You can change most of the configuration attributes for the session manager when you instrument your application to use the session manager. These attributes include: synchronous or asynchronous replication, in-memory session table size, and so on. Apart from the attributes that can be changed at application instrumentation time, the only other configuration attributes that you can change after the application deployment are the attributes that are related to the WebSphere eXtreme Scale server cluster topology and the way that their clients (session managers) connect to them.
Remote scenario behavior: If the entire data grid that is hosting the application session data is unreachable from the web container client, the client instead uses the base web container in WebSphere Application Server for session management. The data grid might be unreachable in the following scenarios:
  • A network problem between the web container and the remote container servers.
  • The remote container server processes have been stopped.

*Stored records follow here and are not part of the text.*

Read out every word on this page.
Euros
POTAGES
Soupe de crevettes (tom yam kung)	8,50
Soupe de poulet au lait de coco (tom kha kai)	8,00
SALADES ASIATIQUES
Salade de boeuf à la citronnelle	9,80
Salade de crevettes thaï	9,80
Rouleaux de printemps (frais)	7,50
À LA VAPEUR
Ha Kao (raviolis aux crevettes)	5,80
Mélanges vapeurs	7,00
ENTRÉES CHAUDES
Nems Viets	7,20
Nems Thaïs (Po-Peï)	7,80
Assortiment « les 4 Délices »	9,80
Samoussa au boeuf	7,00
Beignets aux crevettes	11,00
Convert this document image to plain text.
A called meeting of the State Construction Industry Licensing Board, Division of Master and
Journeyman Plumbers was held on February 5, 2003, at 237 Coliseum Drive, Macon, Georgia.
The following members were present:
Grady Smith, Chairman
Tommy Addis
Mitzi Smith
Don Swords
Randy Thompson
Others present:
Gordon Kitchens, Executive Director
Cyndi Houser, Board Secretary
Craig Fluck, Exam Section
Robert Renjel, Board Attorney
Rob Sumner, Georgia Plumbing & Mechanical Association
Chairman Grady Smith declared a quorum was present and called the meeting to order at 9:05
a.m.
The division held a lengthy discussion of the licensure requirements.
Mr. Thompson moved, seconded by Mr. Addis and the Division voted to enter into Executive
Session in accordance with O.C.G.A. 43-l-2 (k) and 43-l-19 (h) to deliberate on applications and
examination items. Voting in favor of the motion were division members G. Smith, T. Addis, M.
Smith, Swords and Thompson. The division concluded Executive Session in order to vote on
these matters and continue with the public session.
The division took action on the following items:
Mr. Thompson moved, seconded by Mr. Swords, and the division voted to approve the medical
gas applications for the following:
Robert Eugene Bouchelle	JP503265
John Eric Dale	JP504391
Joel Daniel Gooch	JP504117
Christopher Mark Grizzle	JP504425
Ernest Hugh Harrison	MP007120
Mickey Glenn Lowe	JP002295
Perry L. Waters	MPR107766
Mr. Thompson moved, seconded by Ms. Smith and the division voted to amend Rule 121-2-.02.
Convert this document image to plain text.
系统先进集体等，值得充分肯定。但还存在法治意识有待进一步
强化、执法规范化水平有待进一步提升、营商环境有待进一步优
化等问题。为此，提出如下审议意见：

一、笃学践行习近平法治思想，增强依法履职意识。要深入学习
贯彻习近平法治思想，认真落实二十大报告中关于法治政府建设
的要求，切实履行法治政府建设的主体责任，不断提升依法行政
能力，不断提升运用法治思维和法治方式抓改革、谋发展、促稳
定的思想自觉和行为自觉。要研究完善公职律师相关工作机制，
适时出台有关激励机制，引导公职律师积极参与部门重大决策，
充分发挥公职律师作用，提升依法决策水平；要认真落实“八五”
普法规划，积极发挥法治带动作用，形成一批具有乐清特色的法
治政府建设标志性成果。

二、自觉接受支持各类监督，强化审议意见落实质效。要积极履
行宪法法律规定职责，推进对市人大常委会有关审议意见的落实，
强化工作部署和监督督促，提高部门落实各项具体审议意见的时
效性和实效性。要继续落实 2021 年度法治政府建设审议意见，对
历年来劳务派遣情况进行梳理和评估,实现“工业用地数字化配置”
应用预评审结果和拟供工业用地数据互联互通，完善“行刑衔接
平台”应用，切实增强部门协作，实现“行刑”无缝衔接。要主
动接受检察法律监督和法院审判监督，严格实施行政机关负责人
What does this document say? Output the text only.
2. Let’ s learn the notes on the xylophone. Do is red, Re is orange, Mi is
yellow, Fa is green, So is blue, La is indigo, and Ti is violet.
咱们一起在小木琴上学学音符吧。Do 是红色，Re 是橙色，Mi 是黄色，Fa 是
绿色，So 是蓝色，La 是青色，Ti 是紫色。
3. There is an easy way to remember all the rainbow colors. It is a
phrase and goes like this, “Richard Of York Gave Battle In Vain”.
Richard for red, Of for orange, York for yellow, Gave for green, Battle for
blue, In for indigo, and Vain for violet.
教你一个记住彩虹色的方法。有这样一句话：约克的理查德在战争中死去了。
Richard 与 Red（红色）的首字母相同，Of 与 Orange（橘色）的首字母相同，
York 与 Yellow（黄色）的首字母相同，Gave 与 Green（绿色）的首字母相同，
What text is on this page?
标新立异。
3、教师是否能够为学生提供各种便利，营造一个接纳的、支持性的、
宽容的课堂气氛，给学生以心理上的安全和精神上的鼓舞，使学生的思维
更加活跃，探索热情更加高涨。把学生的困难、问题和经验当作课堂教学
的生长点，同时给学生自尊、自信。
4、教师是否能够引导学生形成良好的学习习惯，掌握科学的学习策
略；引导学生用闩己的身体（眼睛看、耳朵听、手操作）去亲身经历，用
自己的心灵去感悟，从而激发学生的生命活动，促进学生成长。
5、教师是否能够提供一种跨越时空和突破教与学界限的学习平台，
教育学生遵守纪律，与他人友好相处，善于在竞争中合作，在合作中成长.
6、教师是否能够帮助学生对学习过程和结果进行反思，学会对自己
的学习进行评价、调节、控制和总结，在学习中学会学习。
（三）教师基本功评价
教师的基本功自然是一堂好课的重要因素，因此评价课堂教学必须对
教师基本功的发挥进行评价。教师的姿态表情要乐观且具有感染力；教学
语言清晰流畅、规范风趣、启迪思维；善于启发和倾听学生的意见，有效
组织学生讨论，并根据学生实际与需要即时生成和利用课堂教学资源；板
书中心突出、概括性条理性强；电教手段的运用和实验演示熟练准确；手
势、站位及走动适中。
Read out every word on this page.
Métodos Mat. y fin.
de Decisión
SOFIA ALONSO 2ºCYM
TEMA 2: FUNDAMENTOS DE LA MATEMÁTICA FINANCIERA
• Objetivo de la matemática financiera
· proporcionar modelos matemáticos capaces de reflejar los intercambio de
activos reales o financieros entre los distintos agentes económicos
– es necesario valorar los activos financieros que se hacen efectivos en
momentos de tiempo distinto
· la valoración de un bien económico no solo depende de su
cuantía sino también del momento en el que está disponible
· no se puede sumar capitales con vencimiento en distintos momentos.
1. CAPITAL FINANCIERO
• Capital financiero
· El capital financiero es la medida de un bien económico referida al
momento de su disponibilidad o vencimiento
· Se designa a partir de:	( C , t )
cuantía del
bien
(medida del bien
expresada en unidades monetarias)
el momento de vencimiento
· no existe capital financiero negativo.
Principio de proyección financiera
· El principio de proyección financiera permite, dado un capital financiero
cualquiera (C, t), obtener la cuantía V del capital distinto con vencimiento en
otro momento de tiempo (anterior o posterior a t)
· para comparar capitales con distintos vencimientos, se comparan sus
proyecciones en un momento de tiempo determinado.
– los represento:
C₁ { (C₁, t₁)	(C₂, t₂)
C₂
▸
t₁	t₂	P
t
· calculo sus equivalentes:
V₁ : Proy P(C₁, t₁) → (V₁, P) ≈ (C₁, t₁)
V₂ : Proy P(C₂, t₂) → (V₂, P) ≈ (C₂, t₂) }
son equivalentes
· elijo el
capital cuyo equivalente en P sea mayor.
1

The number of session references kept in memory, which is specified by sessionTableSize parameter, is still maintained when the sessions are stored in the base web container. The least recently used sessions are invalidated from the web container session cache when the sessionTableSize value is exceeded. If the remote data grid becomes available, sessions that were invalidated from the web container cache can retrieve data from the remote data grid and load the data into a new session. If the entire remote data grid is not available and the session is invalidated from the session cache, the user session data is lost. Because of this issue, do not shut down the entire production remote data grid when the system is running under load.